This is why security is at the heart of two important business resiliency solutions from Cisco: Secure Remote Workforce and Trusted Workplace.
Extending business execution outside the walls of the institution is a primary use-case for ‘Zero-Trust’ security which ensures that users and applications only have access to the corporate resources they need.
For home workers, DUO Beyond – Cisco’s zero-trust multi-factor authentication (MFA) solution – enables financial professionals to access applications and data on corporate computers or mobile devices. This easy-to-use solution validates users via their mobile device allowing bankers, wealth managers, insurance agents, or even home-based contact center agents to connect to the applications and data specific to their roles.
DUO Beyond also secures remote workers who increasingly connect to cloud applications directly. These cloud native applications consist of microservice workloads running on distributed containers potentially accessing information from a variety of data sources. Cisco Tetration – a key component of Cisco Application First Security – enables zero-trust policies between container services, data sources, and other application elements ensuring they remain safe to use.

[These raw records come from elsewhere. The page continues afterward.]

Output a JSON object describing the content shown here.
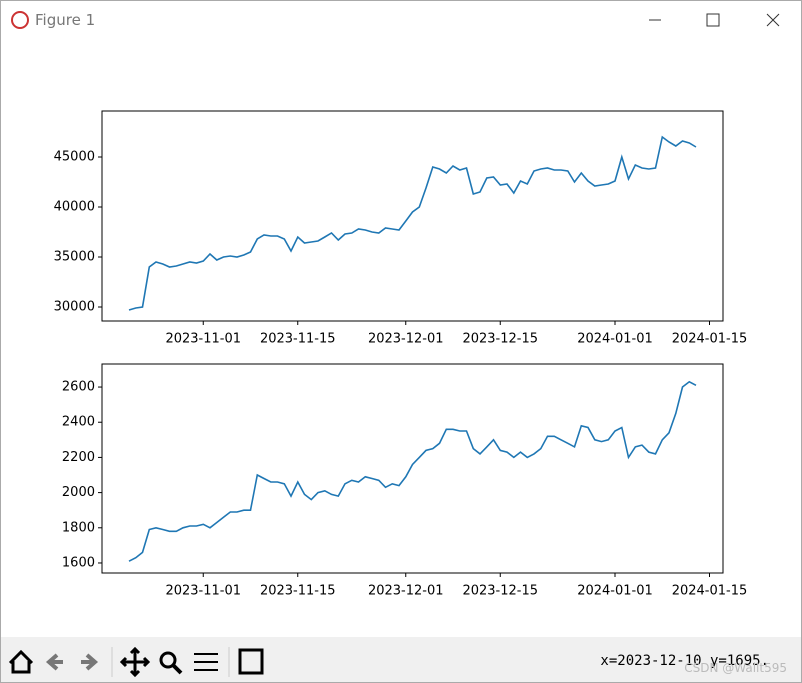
{
  "window": {
    "title": "Figure 1"
  },
  "status": "x=2023-12-10 y=1695.",
  "watermark": "CSDN @Wallt595",
  "chart_data": [
    {
      "type": "line",
      "x": [
        "2023-10-21",
        "2023-10-22",
        "2023-10-23",
        "2023-10-24",
        "2023-10-25",
        "2023-10-26",
        "2023-10-27",
        "2023-10-28",
        "2023-10-29",
        "2023-10-30",
        "2023-10-31",
        "2023-11-01",
        "2023-11-02",
        "2023-11-03",
        "2023-11-04",
        "2023-11-05",
        "2023-11-06",
        "2023-11-07",
        "2023-11-08",
        "2023-11-09",
        "2023-11-10",
        "2023-11-11",
        "2023-11-12",
        "2023-11-13",
        "2023-11-14",
        "2023-11-15",
        "2023-11-16",
        "2023-11-17",
        "2023-11-18",
        "2023-11-19",
        "2023-11-20",
        "2023-11-21",
        "2023-11-22",
        "2023-11-23",
        "2023-11-24",
        "2023-11-25",
        "2023-11-26",
        "2023-11-27",
        "2023-11-28",
        "2023-11-29",
        "2023-11-30",
        "2023-12-01",
        "2023-12-02",
        "2023-12-03",
        "2023-12-04",
        "2023-12-05",
        "2023-12-06",
        "2023-12-07",
        "2023-12-08",
        "2023-12-09",
        "2023-12-10",
        "2023-12-11",
        "2023-12-12",
        "2023-12-13",
        "2023-12-14",
        "2023-12-15",
        "2023-12-16",
        "2023-12-17",
        "2023-12-18",
        "2023-12-19",
        "2023-12-20",
        "2023-12-21",
        "2023-12-22",
        "2023-12-23",
        "2023-12-24",
        "2023-12-25",
        "2023-12-26",
        "2023-12-27",
        "2023-12-28",
        "2023-12-29",
        "2023-12-30",
        "2023-12-31",
        "2024-01-01",
        "2024-01-02",
        "2024-01-03",
        "2024-01-04",
        "2024-01-05",
        "2024-01-06",
        "2024-01-07",
        "2024-01-08",
        "2024-01-09",
        "2024-01-10",
        "2024-01-11",
        "2024-01-12",
        "2024-01-13"
      ],
      "series": [
        {
          "color": "#1f77b4",
          "values": [
            29700,
            29900,
            30000,
            34000,
            34500,
            34300,
            34000,
            34100,
            34300,
            34500,
            34400,
            34600,
            35300,
            34700,
            35000,
            35100,
            35000,
            35200,
            35500,
            36800,
            37200,
            37100,
            37100,
            36800,
            35600,
            37000,
            36400,
            36500,
            36600,
            37000,
            37400,
            36700,
            37300,
            37400,
            37800,
            37700,
            37500,
            37400,
            37900,
            37800,
            37700,
            38600,
            39500,
            40000,
            41900,
            44000,
            43800,
            43400,
            44100,
            43700,
            43900,
            41300,
            41500,
            42900,
            43000,
            42200,
            42300,
            41400,
            42600,
            42300,
            43600,
            43800,
            43900,
            43700,
            43700,
            43600,
            42500,
            43400,
            42600,
            42100,
            42200,
            42300,
            42600,
            45000,
            42800,
            44200,
            43900,
            43800,
            43900,
            47000,
            46500,
            46100,
            46600,
            46400,
            46000
          ]
        }
      ],
      "xlim": [
        "2023-10-17",
        "2024-01-17"
      ],
      "xticks": [
        "2023-11-01",
        "2023-11-15",
        "2023-12-01",
        "2023-12-15",
        "2024-01-01",
        "2024-01-15"
      ],
      "ylim": [
        28600,
        49600
      ],
      "yticks": [
        30000,
        35000,
        40000,
        45000
      ]
    },
    {
      "type": "line",
      "x": [
        "2023-10-21",
        "2023-10-22",
        "2023-10-23",
        "2023-10-24",
        "2023-10-25",
        "2023-10-26",
        "2023-10-27",
        "2023-10-28",
        "2023-10-29",
        "2023-10-30",
        "2023-10-31",
        "2023-11-01",
        "2023-11-02",
        "2023-11-03",
        "2023-11-04",
        "2023-11-05",
        "2023-11-06",
        "2023-11-07",
        "2023-11-08",
        "2023-11-09",
        "2023-11-10",
        "2023-11-11",
        "2023-11-12",
        "2023-11-13",
        "2023-11-14",
        "2023-11-15",
        "2023-11-16",
        "2023-11-17",
        "2023-11-18",
        "2023-11-19",
        "2023-11-20",
        "2023-11-21",
        "2023-11-22",
        "2023-11-23",
        "2023-11-24",
        "2023-11-25",
        "2023-11-26",
        "2023-11-27",
        "2023-11-28",
        "2023-11-29",
        "2023-11-30",
        "2023-12-01",
        "2023-12-02",
        "2023-12-03",
        "2023-12-04",
        "2023-12-05",
        "2023-12-06",
        "2023-12-07",
        "2023-12-08",
        "2023-12-09",
        "2023-12-10",
        "2023-12-11",
        "2023-12-12",
        "2023-12-13",
        "2023-12-14",
        "2023-12-15",
        "2023-12-16",
        "2023-12-17",
        "2023-12-18",
        "2023-12-19",
        "2023-12-20",
        "2023-12-21",
        "2023-12-22",
        "2023-12-23",
        "2023-12-24",
        "2023-12-25",
        "2023-12-26",
        "2023-12-27",
        "2023-12-28",
        "2023-12-29",
        "2023-12-30",
        "2023-12-31",
        "2024-01-01",
        "2024-01-02",
        "2024-01-03",
        "2024-01-04",
        "2024-01-05",
        "2024-01-06",
        "2024-01-07",
        "2024-01-08",
        "2024-01-09",
        "2024-01-10",
        "2024-01-11",
        "2024-01-12",
        "2024-01-13"
      ],
      "series": [
        {
          "color": "#1f77b4",
          "values": [
            1610,
            1630,
            1660,
            1790,
            1800,
            1790,
            1780,
            1780,
            1800,
            1810,
            1810,
            1820,
            1800,
            1830,
            1860,
            1890,
            1890,
            1900,
            1900,
            2100,
            2080,
            2060,
            2060,
            2050,
            1980,
            2060,
            1990,
            1960,
            2000,
            2010,
            1990,
            1980,
            2050,
            2070,
            2060,
            2090,
            2080,
            2070,
            2030,
            2050,
            2040,
            2090,
            2160,
            2200,
            2240,
            2250,
            2280,
            2360,
            2360,
            2350,
            2350,
            2250,
            2220,
            2260,
            2300,
            2240,
            2230,
            2200,
            2230,
            2200,
            2220,
            2250,
            2320,
            2320,
            2300,
            2280,
            2260,
            2380,
            2370,
            2300,
            2290,
            2300,
            2350,
            2370,
            2200,
            2260,
            2270,
            2230,
            2220,
            2300,
            2340,
            2450,
            2600,
            2630,
            2610
          ]
        }
      ],
      "xlim": [
        "2023-10-17",
        "2024-01-17"
      ],
      "xticks": [
        "2023-11-01",
        "2023-11-15",
        "2023-12-01",
        "2023-12-15",
        "2024-01-01",
        "2024-01-15"
      ],
      "ylim": [
        1543,
        2731
      ],
      "yticks": [
        1600,
        1800,
        2000,
        2200,
        2400,
        2600
      ]
    }
  ]
}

Lastly, our latest innovation – Cisco SecureX – is an industry-first SaaS platform which unifies visibility and threat intelligence across all information security domains for security operations teams. SecureX provides the fastest time to threat identification with an intuitive yet detailed view of the scope of active threats across both Cisco and 3rd party security solutions.
The sum of Cisco’s security capabilities highlights why many financial institutions trust Cisco to help them address today’s expanding risks across workforce, workplace, and workloads. Without a robust, intelligent, and intuitive Secure pillar, it will be challenging for financial institutions to capture the ‘buffet’ of possibilities that will define the differentiated Connected Experiences on the horizon.